With summer finally here, I have seen a lot more people bicycling out on the streets during my bike commute to work. New Ulm is fortunate to have the beginnings of a complete network of streets marked with bike sharrows for people to use to get to work, play, school, run errands and recreation. About half of the designated bike routes in town have been painted with sharrows to indicate to drivers to expect more bicyclists along the route and to help bicyclists position themselves correctly in the travel lane. I have enjoyed being able to follow these designated routes on my commute to work and meetings throughout most of New Ulm.

Bicycling is a great family activity and provides the perfect opportunity to teach everyone about this month’s SEE.SAFE.SMART. safety campaign message, which is “To stay safe, we avoid the ‘door zone.'”

Did you know that being “doored” is one of the most common causes of injury for bicyclists? This happens when drivers unknowingly open their car doors into the path of bicyclists who are riding too close to the car. That’s why it’s important for people riding their bicycle to pay attention to the bike sharrows painted on the street. The sharrows are specifically placed where they are in order to help keep bicyclists out of the door zone for cars parked along the street.

To avoid getting doored, follow these tips when riding a bicycle on streets where cars may be parked:

In order to avoid riding into an open car door, ride your bicycle 3-4 feet from the parked cars along the street.

If riding with more than one person, ride in single file past parked cars to give you plenty of room to maneuver if the door should suddenly open.
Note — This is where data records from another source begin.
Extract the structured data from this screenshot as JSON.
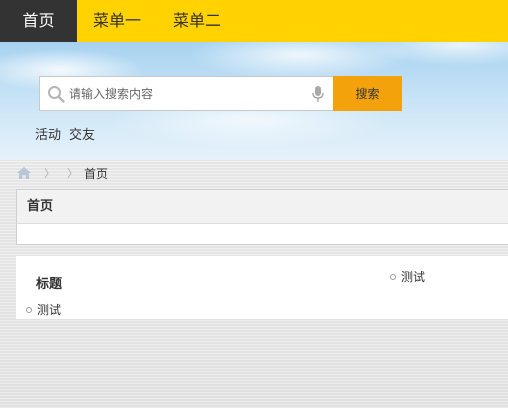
{
  "nav": {
    "items": [
      {
        "label": "首页",
        "active": true
      },
      {
        "label": "菜单一",
        "active": false
      },
      {
        "label": "菜单二",
        "active": false
      }
    ],
    "bar_color": "#ffd200",
    "active_color": "#333333"
  },
  "search": {
    "placeholder": "请输入搜索内容",
    "button_label": "搜索",
    "button_color": "#f4a20c",
    "icons": [
      "search-icon",
      "mic-icon"
    ]
  },
  "quick_links": [
    "活动",
    "交友"
  ],
  "breadcrumb": {
    "current": "首页",
    "icon": "home-icon"
  },
  "page_title": "首页",
  "content": {
    "section_title": "标题",
    "items": [
      "测试",
      "测试"
    ]
  }
}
Being predictable and maintaining a fairly straight line of travel is preferred by drivers and increases safety rather than weaving in and out of parked cars.

When approaching cars parked along the street, look in the car’s side view mirror to see if there is a driver in the driver’s seat. Also look to see if the car’s rear brake lights are on, as this will tell you if someone is in the car and it is running.
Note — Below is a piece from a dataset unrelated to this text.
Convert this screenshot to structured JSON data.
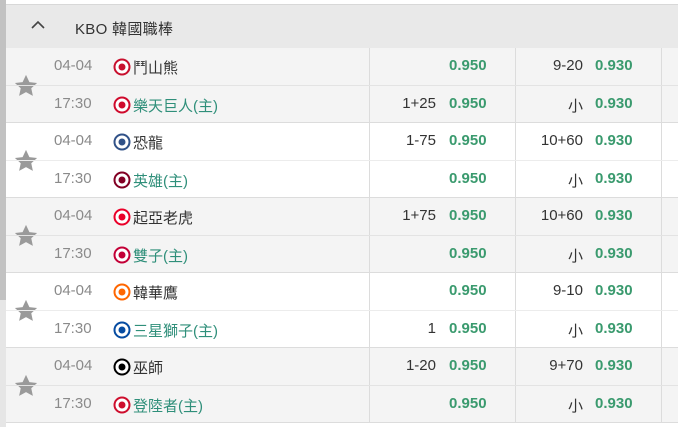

Slow down and keep your hands close to the brakes so you can stop quickly if needed.

Drivers can play an important role in protecting bicyclists from doors as well. To avoid opening your car door into an oncoming bicyclist, open your car door using your right hand. This positions your body so that it’s easy to look over your left shoulder to see if anyone is coming. It also allows you to see approaching cars. This technique is called the “Dutch Reach” and is used in the Netherlands where bicycling is extremely prevalent and is part of the driving exam. By making this simple change in your habits, you can help save lives as well as avoid damage to your vehicle door.

Thanks to everyone in New Ulm for making the commitment to SEE people biking and walking, act SAFE, and be SMART!